Ebook
Long-awaited biography of an African American avant-garde composer
Alice Coltrane was a composer, improviser, guru, and widow of John Coltrane. Over the course of her musical life, she synthesized a wide range of musical genres including gospel, rhythm-and-blues, bebop, free jazz, Indian devotional song, and Western art music. Her childhood experiences playing for African-American congregations in Detroit, the ecstatic and avant-garde improvisations she performed on the bandstand with her husband John Coltrane, and her religious pilgrimages to India reveal themselves on more than twenty albums of original music for the Impulse and Warner Brothers labels.
In the late 1970s Alice Coltrane became a swami, directing an alternative spiritual community in Southern California. Exploring her transformation from Alice McLeod, Detroit church pianist and bebopper, to guru Swami Turiya Sangitananda, Monument Eternal illuminates her music and, in turn, reveals the exceptional fluidity of American religious practices in the second half of the twentieth century. Most of all, this book celebrates the hybrid music of an exceptional, boundary-crossing African-American artist.
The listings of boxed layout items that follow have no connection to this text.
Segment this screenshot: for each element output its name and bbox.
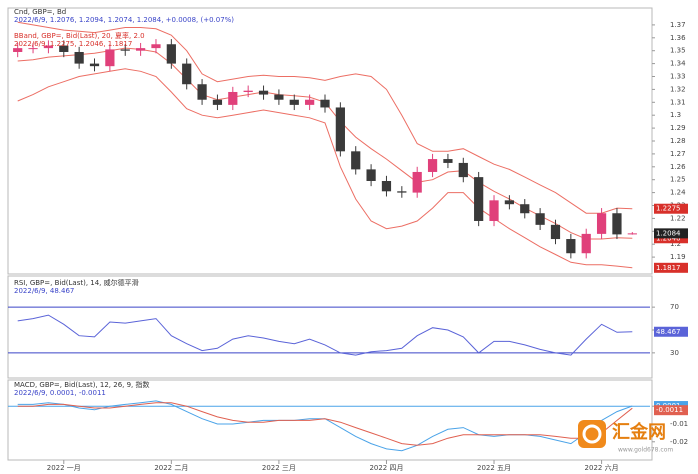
panel-title: MACD, GBP=, Bid(Last), 12, 26, 9, 指数 — [14, 380, 150, 389]
logo-name: 汇金网 — [612, 421, 666, 443]
band-value-label: 1.2275 — [656, 205, 681, 213]
x-tick-label: 2022 二月 — [154, 464, 188, 472]
panel-subtitle: 2022/6/9, 0.0001, -0.0011 — [14, 389, 106, 397]
logo-icon-ring — [582, 424, 602, 444]
last-price-label-box — [654, 228, 688, 239]
last-price-label: 1.2084 — [656, 229, 681, 237]
indicator-value-label-box — [654, 405, 688, 416]
candle-body — [335, 107, 345, 152]
x-tick-label: 2022 三月 — [262, 464, 296, 472]
candle-body — [74, 51, 84, 64]
panel-title: Cnd, GBP=, Bd — [14, 8, 66, 16]
candle-body — [381, 180, 392, 192]
y-tick-label: -0.02 — [670, 438, 688, 446]
panel-title: RSI, GBP=, Bid(Last), 14, 威尔德平滑 — [14, 278, 139, 287]
panel-subtitle: 2022/6/9, 48.467 — [14, 287, 74, 295]
indicator-value-label: 48.467 — [656, 328, 681, 336]
band-value-label-box — [654, 262, 688, 273]
y-tick-label: 70 — [670, 303, 679, 311]
candle-body — [397, 191, 407, 193]
y-tick-label: 1.24 — [670, 189, 686, 197]
y-tick-label: 1.25 — [670, 176, 686, 184]
logo-icon — [578, 420, 606, 448]
y-tick-label: 1.35 — [670, 47, 686, 55]
x-tick-label: 2022 一月 — [47, 464, 81, 472]
candle-body — [366, 169, 376, 181]
candle-body — [166, 44, 176, 64]
candle-body — [581, 233, 591, 254]
candle-body — [243, 90, 253, 92]
logo: 汇金网 www.gold678.com — [578, 420, 673, 454]
candle-body — [59, 45, 69, 52]
bollinger-line — [17, 68, 633, 269]
indicator-line — [17, 402, 633, 446]
candle-body — [28, 48, 38, 50]
y-tick-label: 1.33 — [670, 73, 686, 81]
candle-body — [489, 200, 499, 221]
candle-body — [504, 200, 514, 205]
candle-body — [566, 239, 576, 254]
annotation: 2022/6/9, 1.2275, 1.2046, 1.1817 — [14, 40, 132, 48]
panel-subtitle: 2022/6/9, 1.2076, 1.2094, 1.2074, 1.2084… — [14, 16, 234, 24]
candle-body — [212, 99, 223, 105]
candle-body — [43, 45, 54, 49]
rsi-panel — [7, 275, 653, 379]
candle-body — [151, 44, 161, 49]
y-tick-label: 1.34 — [670, 60, 686, 68]
y-tick-label: 1.2 — [670, 240, 681, 248]
y-tick-label: 1.37 — [670, 21, 686, 29]
candle-body — [105, 49, 115, 67]
y-tick-label: 1.29 — [670, 124, 686, 132]
candle-body — [289, 99, 299, 105]
logo-url: www.gold678.com — [618, 447, 673, 454]
candle-body — [520, 204, 530, 214]
candle-body — [351, 151, 361, 170]
candle-body — [274, 94, 284, 100]
candle-body — [627, 233, 637, 235]
indicator-value-label-box — [654, 326, 688, 337]
y-tick-label: 1.3 — [670, 111, 681, 119]
y-tick-label: -0.01 — [670, 420, 688, 428]
y-tick-label: 1.36 — [670, 34, 686, 42]
candle-body — [427, 159, 438, 172]
candle-body — [443, 159, 453, 163]
candle-body — [596, 213, 607, 234]
annotation: BBand, GBP=, Bid(Last), 20, 夏率, 2.0 — [14, 31, 145, 40]
candle-body — [197, 84, 207, 100]
candle-body — [305, 99, 315, 105]
y-tick-label: 1.26 — [670, 163, 686, 171]
x-tick-label: 2022 五月 — [477, 464, 511, 472]
candle-body — [89, 63, 100, 67]
candle-body — [13, 48, 23, 52]
y-tick-label: 30 — [670, 349, 679, 357]
y-tick-label: 1.32 — [670, 85, 686, 93]
indicator-line — [17, 314, 633, 356]
bollinger-line — [17, 21, 633, 214]
y-tick-label: 1.28 — [670, 137, 686, 145]
candle-body — [550, 224, 561, 240]
y-tick-label: 1.22 — [670, 214, 686, 222]
candle-body — [612, 213, 622, 235]
x-tick-label: 2022 六月 — [585, 463, 619, 472]
y-tick-label: 1.27 — [670, 150, 686, 158]
macd-panel — [7, 379, 653, 461]
candle-body — [228, 91, 238, 105]
indicator-value-label: -0.0011 — [656, 406, 683, 414]
candle-body — [136, 48, 146, 51]
candle-body — [535, 213, 545, 225]
band-value-label-box — [654, 203, 688, 214]
candle-body — [320, 99, 330, 108]
x-tick-label: 2022 四月 — [369, 464, 403, 472]
candle-body — [412, 171, 422, 193]
candle-body — [120, 49, 130, 51]
candle-body — [258, 90, 269, 95]
candle-body — [474, 177, 484, 221]
y-tick-label: 1.19 — [670, 253, 686, 261]
candle-body — [182, 63, 192, 85]
band-value-label: 1.1817 — [656, 264, 681, 272]
y-tick-label: 1.31 — [670, 98, 686, 106]
candle-body — [458, 162, 468, 178]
"With an artistic vision that spanned the most archaic spirituals to the farthest-flung reaches of the cosmos, Alice Coltrane was much more than merely the wife of her legendary saxophonist husband. She was one of the most brilliant improvising artists that the 1960s produced, but her eclectic creativity was frequently derided, dismissed, or misunderstood. In this fascinating book, Franya Berkman makes the persuasive case that Alice Coltrane's music reflects a lifelong engagement with the divine element that often transcended the narrow implications of the word jazz, and is most accurately understood in terms of her ongoing spiritual evolution. Richly contextualized, insightfully theorized, and musically rigorous, this work should contribute to a profound reappraisal of Alice Coltrane's legacy and contribution, of the often-neglected achievements of improvised music in the 1960s and 1970s, and of potent alter-narratives of African-American spirituality." —Michael E. Veal, professor of ethnomusicology, Yale University
"A compelling portrait of an extraordinary womana fascinating and important study." —Pamela Margels
"... writing about Alice Coltrane matters—because her music and life bears on major ethnological questions of today concerning hybridity, globalization, and the late-capitalist music culture." —Chronicle of Higher Education
FRANYA BERKMAN is an assistant professor in the Department of Music at Lewis & Clark College.